Nous avons rencontré une ancienne habitante du quartier du Fresnoy-Mackellerie qui avait envie de partager ses souvenirs d’enfance sur le quartier.

« Dans mes souvenirs, Roubaix était une belle ville, on vivait différemment, on vivait ensemble. Je suis née rue des Anges, mais ma famille est venue s’installer rue d’Italie. J’ai grandi dans le quartier du Fresnoy et j’ai de bons souvenirs de ce quartier. Je me rappelle que c’était un quartier vivant, avec de nombreux commerces dans la rue de Mouvaux. On allait acheter nos bonbons dans un petit magasin où il fallait descendre quelques marches pour accéder au magasin. Dans la rue de Mouvaux, on y trouvait aussi un cordonnier, une droguerie, une pharmacie, des magasins de vêtements, de chaussures, des cafés … Les habitants avaient tout à proximité et quand il faisait beau des terrasses de café étaient installées sur les trottoirs. La vie commerçante favorisait les échanges entre les habitants, et d’ailleurs les gens se connaissaient bien mieux qu’actuellement. Je crois qu’il y avait une transmission de certaines valeurs entre les adultes et nous, qui étions enfants, et chacun se respectait. On était solidaire même si on n’avait pas grand-chose. A cette époque quand les bouteilles de lait étaient déposées devant les habitations personne ne les volaient, on savait que c’était pour les personnes âgées qui vivaient là.

Il y avait également l’ancienne passerelle, qui était pour moi le monument du quartier, un symbole. Avec mes cousines on l’empruntait souvent pour aller voir notre grand père qui avait un café rue Jacquard. C’était pour nous un sacré raccourci.
Aujourd’hui, je suis inquiète car j’ai l’impression que les choses ne vont pas dans le bon sens. Les gens ne cherchent plus à se connaitre, ils ne prennent plus le temps de discuter.
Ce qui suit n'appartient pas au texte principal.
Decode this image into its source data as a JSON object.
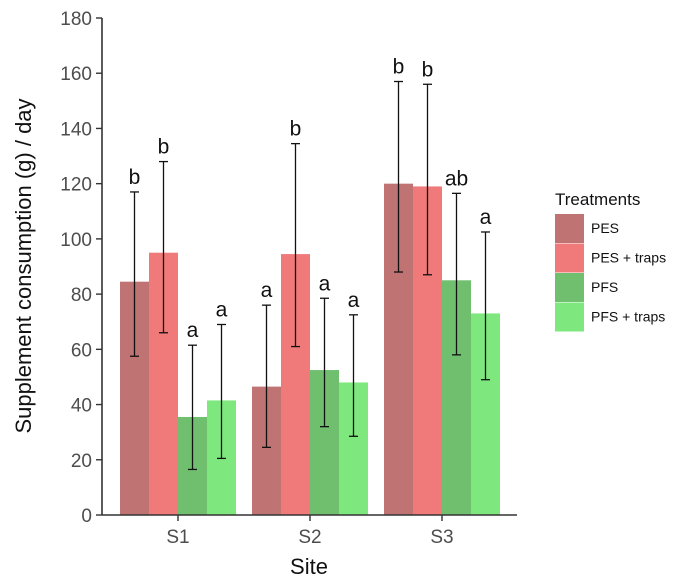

Il n’y a plus ce lien entre les habitants, et la transmission des valeurs ne se fait plus entre les générations.
Quand je vois la rue de Mouvaux actuellement, j’ai l’impression qu’elle est négligée, elle manque de commerces, d’animation. Il faudrait redynamiser cette rue pour faire revivre le quartier. »

Une ancienne habitante de la rue d’Italie

Publié le jeudi 30 avril 2009, par Karine

Vos commentaires

  • Le 26 mai 2010 à 09:36 En réponse à : "Je me rappelle le quartier ..."

    je suisla fille de l electricien andre wild rue de mouvaux je suis passee dans la rue de mouvaux en novembre dernier quand j ai vu tous ces commerces fermes ca m a donne envie de pleurer il ne reste quela pharmacie la boulangerie et le cordonnier le reste je ne les compte pas le coiffeur alain m ayant informe qu il partait... desole je ne passserai jamais plus par la , ca vaut mieux rester avec ses bons souvenirs, je suis allee voir mon ancien voisin le marchand de volailles je lui ai dit ce que j avais vu,il m a dit mais mapauvrecorinne il y a belle lurette que nous n y passons plus, c est vrai c est la desolation, dommage pour le foyer logement, les personnes agees avaient tout a portee de la main librairie cafe tabac qu est ce qu il reste maintenant....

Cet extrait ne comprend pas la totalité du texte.